3. Picking a card for its rewards
If your finances are healthy and you want a credit card to earn rewards, make sure you read the details about how the rewards program works. Some seniors have been frustrated by rewards programs with caps that prevent them from earning enough points to actually reserve a hotel room or take a trip. Compare credit cards to see how much you will need to spend to earn rewards and how many points you will earn for each dollar spent. There can be a wide range of rewards from card to card.
Make sure the rewards program fits your needs. If you want to travel, choose a card that provides the fastest travel rewards.

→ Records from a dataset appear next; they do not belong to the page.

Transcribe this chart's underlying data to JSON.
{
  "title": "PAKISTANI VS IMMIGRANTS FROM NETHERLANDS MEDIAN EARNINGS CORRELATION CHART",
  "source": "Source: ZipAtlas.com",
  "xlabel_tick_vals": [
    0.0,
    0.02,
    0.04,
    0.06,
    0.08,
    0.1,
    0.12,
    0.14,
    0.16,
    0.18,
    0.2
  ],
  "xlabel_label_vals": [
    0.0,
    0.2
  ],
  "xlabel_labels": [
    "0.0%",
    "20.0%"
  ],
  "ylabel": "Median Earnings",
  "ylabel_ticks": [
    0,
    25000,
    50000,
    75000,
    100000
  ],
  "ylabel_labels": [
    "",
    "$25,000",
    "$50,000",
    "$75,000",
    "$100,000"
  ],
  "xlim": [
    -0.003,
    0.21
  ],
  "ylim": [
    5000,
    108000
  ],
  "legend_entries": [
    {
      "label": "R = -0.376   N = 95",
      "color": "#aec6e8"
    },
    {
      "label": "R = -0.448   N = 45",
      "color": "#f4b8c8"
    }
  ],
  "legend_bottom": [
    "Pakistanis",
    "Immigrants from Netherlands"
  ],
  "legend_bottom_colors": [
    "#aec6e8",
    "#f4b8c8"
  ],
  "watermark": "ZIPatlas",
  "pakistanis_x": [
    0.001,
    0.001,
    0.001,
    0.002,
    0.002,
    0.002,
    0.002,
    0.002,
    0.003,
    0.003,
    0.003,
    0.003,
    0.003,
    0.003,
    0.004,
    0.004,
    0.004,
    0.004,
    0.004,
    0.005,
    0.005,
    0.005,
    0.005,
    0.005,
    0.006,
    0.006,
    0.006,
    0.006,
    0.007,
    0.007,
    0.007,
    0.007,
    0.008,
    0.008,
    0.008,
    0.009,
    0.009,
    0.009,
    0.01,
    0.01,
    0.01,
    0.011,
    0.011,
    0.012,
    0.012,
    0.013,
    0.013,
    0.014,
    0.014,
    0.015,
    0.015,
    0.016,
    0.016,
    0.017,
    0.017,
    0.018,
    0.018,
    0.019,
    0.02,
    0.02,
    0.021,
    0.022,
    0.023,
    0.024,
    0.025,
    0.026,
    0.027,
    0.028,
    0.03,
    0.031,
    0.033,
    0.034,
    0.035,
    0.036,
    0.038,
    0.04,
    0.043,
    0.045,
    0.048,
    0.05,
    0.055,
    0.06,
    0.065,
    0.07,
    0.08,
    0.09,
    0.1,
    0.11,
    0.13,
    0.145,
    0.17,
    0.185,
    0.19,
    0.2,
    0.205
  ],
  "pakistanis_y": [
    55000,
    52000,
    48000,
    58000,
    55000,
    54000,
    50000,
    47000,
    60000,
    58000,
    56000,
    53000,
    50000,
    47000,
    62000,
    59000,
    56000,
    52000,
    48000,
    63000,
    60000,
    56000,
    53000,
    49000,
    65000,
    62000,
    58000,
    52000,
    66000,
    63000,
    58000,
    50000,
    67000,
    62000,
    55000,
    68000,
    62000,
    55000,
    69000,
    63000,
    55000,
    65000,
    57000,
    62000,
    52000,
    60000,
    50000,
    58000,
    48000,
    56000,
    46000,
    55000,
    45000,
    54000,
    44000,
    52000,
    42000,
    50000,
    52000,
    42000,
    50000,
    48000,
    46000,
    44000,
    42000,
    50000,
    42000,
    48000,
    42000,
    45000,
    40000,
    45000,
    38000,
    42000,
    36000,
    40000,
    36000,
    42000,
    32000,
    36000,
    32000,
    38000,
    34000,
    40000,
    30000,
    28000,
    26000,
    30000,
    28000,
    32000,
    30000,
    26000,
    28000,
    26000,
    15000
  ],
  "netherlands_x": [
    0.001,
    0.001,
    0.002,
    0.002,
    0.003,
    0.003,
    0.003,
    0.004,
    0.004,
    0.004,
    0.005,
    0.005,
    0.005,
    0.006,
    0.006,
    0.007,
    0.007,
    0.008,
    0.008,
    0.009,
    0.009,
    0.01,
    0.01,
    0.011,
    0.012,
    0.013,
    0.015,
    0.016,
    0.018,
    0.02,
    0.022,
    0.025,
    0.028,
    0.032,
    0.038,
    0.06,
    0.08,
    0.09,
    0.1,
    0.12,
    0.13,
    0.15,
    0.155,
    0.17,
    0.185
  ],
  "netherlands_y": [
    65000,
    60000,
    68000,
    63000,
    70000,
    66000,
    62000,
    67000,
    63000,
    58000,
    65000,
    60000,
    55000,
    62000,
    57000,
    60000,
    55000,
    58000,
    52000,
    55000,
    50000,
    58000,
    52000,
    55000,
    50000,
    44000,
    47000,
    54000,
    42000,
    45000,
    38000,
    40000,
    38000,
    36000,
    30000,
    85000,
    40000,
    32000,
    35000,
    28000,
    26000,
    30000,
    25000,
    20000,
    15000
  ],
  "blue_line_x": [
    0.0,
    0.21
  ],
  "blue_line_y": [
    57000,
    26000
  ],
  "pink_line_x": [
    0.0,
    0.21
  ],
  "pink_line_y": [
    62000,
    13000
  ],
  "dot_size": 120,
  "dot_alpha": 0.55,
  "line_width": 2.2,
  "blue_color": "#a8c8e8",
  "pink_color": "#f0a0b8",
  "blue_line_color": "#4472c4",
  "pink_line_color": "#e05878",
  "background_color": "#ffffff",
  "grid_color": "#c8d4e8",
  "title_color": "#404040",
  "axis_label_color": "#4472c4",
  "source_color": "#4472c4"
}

Some seniors would rather earn and use rewards for day-to-day expenses such as gas and groceries, so look for a card that focuses on those rewards, or even a cash-back reward card.
4. Allowing your credit score to slip
The best credit card offers go to seniors with the highest credit scores, so seniors should definitely avoid hurting their scores by paying bills late or getting too deeply into credit card debt. AARP says credit card companies are offering better rewards to consumers who have excellent credit and use their cards regularly and responsibly. Accelerated rewards programs, no-fee cards, low interest rates and even complimentary airline tickets are available to seniors with stellar credit. Seniors with poor credit scores may find themselves unable to qualify for any credit card. They may have to use a secured credit card, which requires a deposit and sometimes an activation fee. These cards usually have low credit limits, too.
5. Co-signing a loan
Many seniors are naturally inclined to help their adult offspring buy a home or pay for college, but if the loan goes into default, they will be responsible for the debt, and their credit score could be ruined.
6. Not making a debt plan
While retiring debt-free is a worthy goal, retirees with debt need to make sure they have a plan for themselves and their heirs. Understand that retirement income such as a pension, a 401k, an IRA and Social Security benefits cannot be accessed by creditors. Be sure to inform your relatives that unless they are co-signers with you on a loan or a credit card, they are not responsible for your credit card debt after you pass away. The best idea is to find out what steps are necessary in your state to protect assets from creditors.
The bottom line
Retirees on a fixed income should carefully evaluate how credit can fit into their overall financial plan. Those who cannot afford their day-to-day expenses now should try to avoid taking on additional debt. They should instead consider a new spending plan.